JNA/ByteBuffer not getting freed and causing C heap to run out of memory

Mark Elliot picture Mark Elliot · Nov 16, 2009 · Viewed 9.5k times · Source

Let me start by saying that my understanding of how JNA and Java direct native memory allocations is visceral at best, so I'm trying to describe my understanding of what's going on. Any corrections in addition to responses would be great...

I'm running an application that mixes Java and C native code using JNA and am running accross a reproducible issue with the Java Garbage Collector failing to free references to direct native memory allocations, resulting in the C heap running out of memory.

I'm positive that my C application is not the source of the allocation issue, as I'm passing a java.nio.ByteBuffer into my C code, modifying the buffer, and then accessing the result in my Java function. I have a single malloc and a single corresponding free during each function call, but after repeatedly running the code in Java the malloc will eventually fail.

Here's a somewhat trivialized set of code that exhibits the issue -- realistically I'm trying to allocate about 16-32MB on the C heap during the function call.

My Java code does something like:

public class MyClass{
    public void myfunction(){
        ByteBuffer foo = ByteBuffer.allocateDirect(1000000);
        MyDirectAccessLib.someOp(foo, 1000000);
        System.out.println(foo.get(0));
    }
}

public MyDirectAccessLib{
    static {
        Native.register("libsomelibrary");
    }
    public static native void someOp(ByteBuffer buf, int size);
}

Then my C code might be something like:

#include <stdio.h>
#include <stdlib.h>
void someOp(unsigned char* buf, int size){
    unsigned char *foo;
    foo = malloc(1000000);
    if(!foo){
        fprintf(stderr, "Failed to malloc 1000000 bytes of memory\n");
        return;
    }
    free(foo);

    buf[0] = 100;
}

Trouble is after calling this function repeatedly the Java heap is somewhat stable (it grows slowly), but the C function eventually cannot allocate any more memory. At a high level I believe this is because Java is allocating memory to the C heap, but not cleaning up the ByteBuffer that points at this memory because the Java ByteBuffer object is relatively small.

Thus far I've found running the GC manually in my function will provide the required cleanup, but this seems like both a poor idea and a poor solution.

How can I manage this problem better so that the ByteBuffer space is appropriately freed and my C heap space is controlled?

Is my understanding of the problem incorrect (is there something I'm running improperly)?

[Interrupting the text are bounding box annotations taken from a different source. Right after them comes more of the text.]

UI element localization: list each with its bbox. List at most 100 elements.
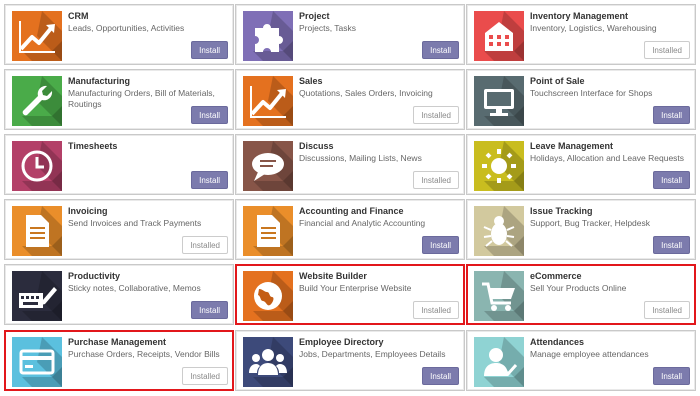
app-card-purchase-management[interactable]: Purchase Management Purchase Orders, Rec… (4, 330, 234, 391)
installed-button[interactable]: Installed (413, 106, 459, 124)
app-card-point-of-sale[interactable]: Point of Sale Touchscreen Interface for … (466, 69, 696, 130)
document-icon (243, 206, 293, 256)
app-card-manufacturing[interactable]: Manufacturing Manufacturing Orders, Bill… (4, 69, 234, 130)
install-button[interactable]: Install (191, 301, 228, 319)
app-title: Productivity (68, 271, 121, 281)
monitor-icon (474, 76, 524, 126)
app-description: Sticky notes, Collaborative, Memos (68, 283, 201, 293)
chart-trend-icon (12, 11, 62, 61)
app-title: Accounting and Finance (299, 206, 404, 216)
install-button[interactable]: Install (653, 236, 690, 254)
install-button[interactable]: Install (191, 41, 228, 59)
app-card-project[interactable]: Project Projects, Tasks Install (235, 4, 465, 65)
app-description: Touchscreen Interface for Shops (530, 88, 653, 98)
bug-icon-svg (483, 206, 524, 256)
installed-button[interactable]: Installed (182, 367, 228, 385)
installed-button[interactable]: Installed (644, 301, 690, 319)
chat-bubble-icon (243, 141, 293, 191)
app-description: Quotations, Sales Orders, Invoicing (299, 88, 433, 98)
document-icon (12, 206, 62, 256)
credit-card-icon (12, 337, 62, 387)
warehouse-icon-svg (484, 11, 524, 61)
clock-icon-svg (21, 141, 62, 191)
install-button[interactable]: Install (191, 106, 228, 124)
chat-bubble-icon-svg (252, 141, 293, 191)
app-card-timesheets[interactable]: Timesheets Install (4, 134, 234, 195)
app-title: Issue Tracking (530, 206, 593, 216)
app-description: Send Invoices and Track Payments (68, 218, 202, 228)
app-description: Projects, Tasks (299, 23, 357, 33)
clock-icon (12, 141, 62, 191)
app-title: Timesheets (68, 141, 118, 151)
people-icon (243, 337, 293, 387)
app-card-accounting[interactable]: Accounting and Finance Financial and Ana… (235, 199, 465, 260)
app-title: Point of Sale (530, 76, 585, 86)
installed-button[interactable]: Installed (182, 236, 228, 254)
app-card-issue-tracking[interactable]: Issue Tracking Support, Bug Tracker, Hel… (466, 199, 696, 260)
app-title: eCommerce (530, 271, 582, 281)
app-title: Discuss (299, 141, 334, 151)
chart-trend-icon (243, 76, 293, 126)
installed-button[interactable]: Installed (413, 301, 459, 319)
app-card-attendances[interactable]: Attendances Manage employee attendances … (466, 330, 696, 391)
wrench-icon (12, 76, 62, 126)
puzzle-icon (243, 11, 293, 61)
app-description: Inventory, Logistics, Warehousing (530, 23, 657, 33)
install-button[interactable]: Install (653, 106, 690, 124)
app-title: Website Builder (299, 271, 367, 281)
install-button[interactable]: Install (653, 367, 690, 385)
app-description: Leads, Opportunities, Activities (68, 23, 185, 33)
app-title: Purchase Management (68, 337, 167, 347)
cart-icon-svg (482, 271, 524, 321)
app-card-discuss[interactable]: Discuss Discussions, Mailing Lists, News… (235, 134, 465, 195)
apps-grid: CRM Leads, Opportunities, Activities Ins… (0, 0, 700, 396)
app-title: Inventory Management (530, 11, 629, 21)
app-title: CRM (68, 11, 89, 21)
globe-icon (243, 271, 293, 321)
app-title: Project (299, 11, 330, 21)
installed-button[interactable]: Installed (413, 171, 459, 189)
install-button[interactable]: Install (191, 171, 228, 189)
app-title: Leave Management (530, 141, 614, 151)
app-title: Sales (299, 76, 323, 86)
chart-trend-icon-svg (250, 76, 293, 126)
monitor-icon-svg (484, 76, 524, 126)
app-description: Sell Your Products Online (530, 283, 627, 293)
app-description: Discussions, Mailing Lists, News (299, 153, 422, 163)
credit-card-icon-svg (19, 337, 62, 387)
app-description: Manage employee attendances (530, 349, 649, 359)
app-card-website-builder[interactable]: Website Builder Build Your Enterprise We… (235, 264, 465, 325)
people-icon-svg (249, 337, 293, 387)
install-button[interactable]: Install (422, 367, 459, 385)
app-description: Holidays, Allocation and Leave Requests (530, 153, 685, 163)
app-card-inventory[interactable]: Inventory Management Inventory, Logistic… (466, 4, 696, 65)
app-description: Jobs, Departments, Employees Details (299, 349, 446, 359)
install-button[interactable]: Install (422, 236, 459, 254)
app-description: Financial and Analytic Accounting (299, 218, 426, 228)
app-title: Manufacturing (68, 76, 130, 86)
install-button[interactable]: Install (422, 41, 459, 59)
app-description: Build Your Enterprise Website (299, 283, 412, 293)
keyboard-pencil-icon-svg (19, 271, 62, 321)
warehouse-icon (474, 11, 524, 61)
app-card-productivity[interactable]: Productivity Sticky notes, Collaborative… (4, 264, 234, 325)
installed-button[interactable]: Installed (644, 41, 690, 59)
app-card-employee-directory[interactable]: Employee Directory Jobs, Departments, Em… (235, 330, 465, 391)
user-check-icon-svg (484, 337, 524, 387)
puzzle-icon-svg (253, 11, 293, 61)
document-icon-svg (253, 206, 293, 256)
keyboard-pencil-icon (12, 271, 62, 321)
app-title: Employee Directory (299, 337, 384, 347)
app-card-ecommerce[interactable]: eCommerce Sell Your Products Online Inst… (466, 264, 696, 325)
document-icon-svg (22, 206, 62, 256)
user-check-icon (474, 337, 524, 387)
app-card-crm[interactable]: CRM Leads, Opportunities, Activities Ins… (4, 4, 234, 65)
app-card-leave-management[interactable]: Leave Management Holidays, Allocation an… (466, 134, 696, 195)
chart-trend-icon-svg (19, 11, 62, 61)
app-card-invoicing[interactable]: Invoicing Send Invoices and Track Paymen… (4, 199, 234, 260)
app-title: Attendances (530, 337, 585, 347)
app-title: Invoicing (68, 206, 108, 216)
app-card-sales[interactable]: Sales Quotations, Sales Orders, Invoicin… (235, 69, 465, 130)
install-button[interactable]: Install (653, 171, 690, 189)
globe-icon-svg (253, 271, 293, 321)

Edit: adjusted buffer sizes to be more reflective of my actual application, I'm allocating for images approximately 3000x2000...

Answer

Gregory Pakosz picture Gregory Pakosz · Nov 21, 2009

You are actually facing a known bug in the Java VM. The best workaround listed in the bug report is:

  • "The -XX:MaxDirectMemorySize= option can be used to limit the amount of direct memory used. An attempt to allocate direct memory that would cause this limit to be exceeded causes a full GC so as to provoke reference processing and release of unreferenced buffers."

Other possible workarounds include:

  • Insert occasional explicit System.gc() invocations to ensure that direct buffers are reclaimed.
  • Reduce the size of the young generation to force more frequent GCs.
  • Explicitly pool direct buffers at the application level.

If you really want to rely on direct byte buffers, then I would suggest pooling at the application level. Depending on the complexity of your application, you might even simply cache and reuse the same buffer (beware of multiple threads).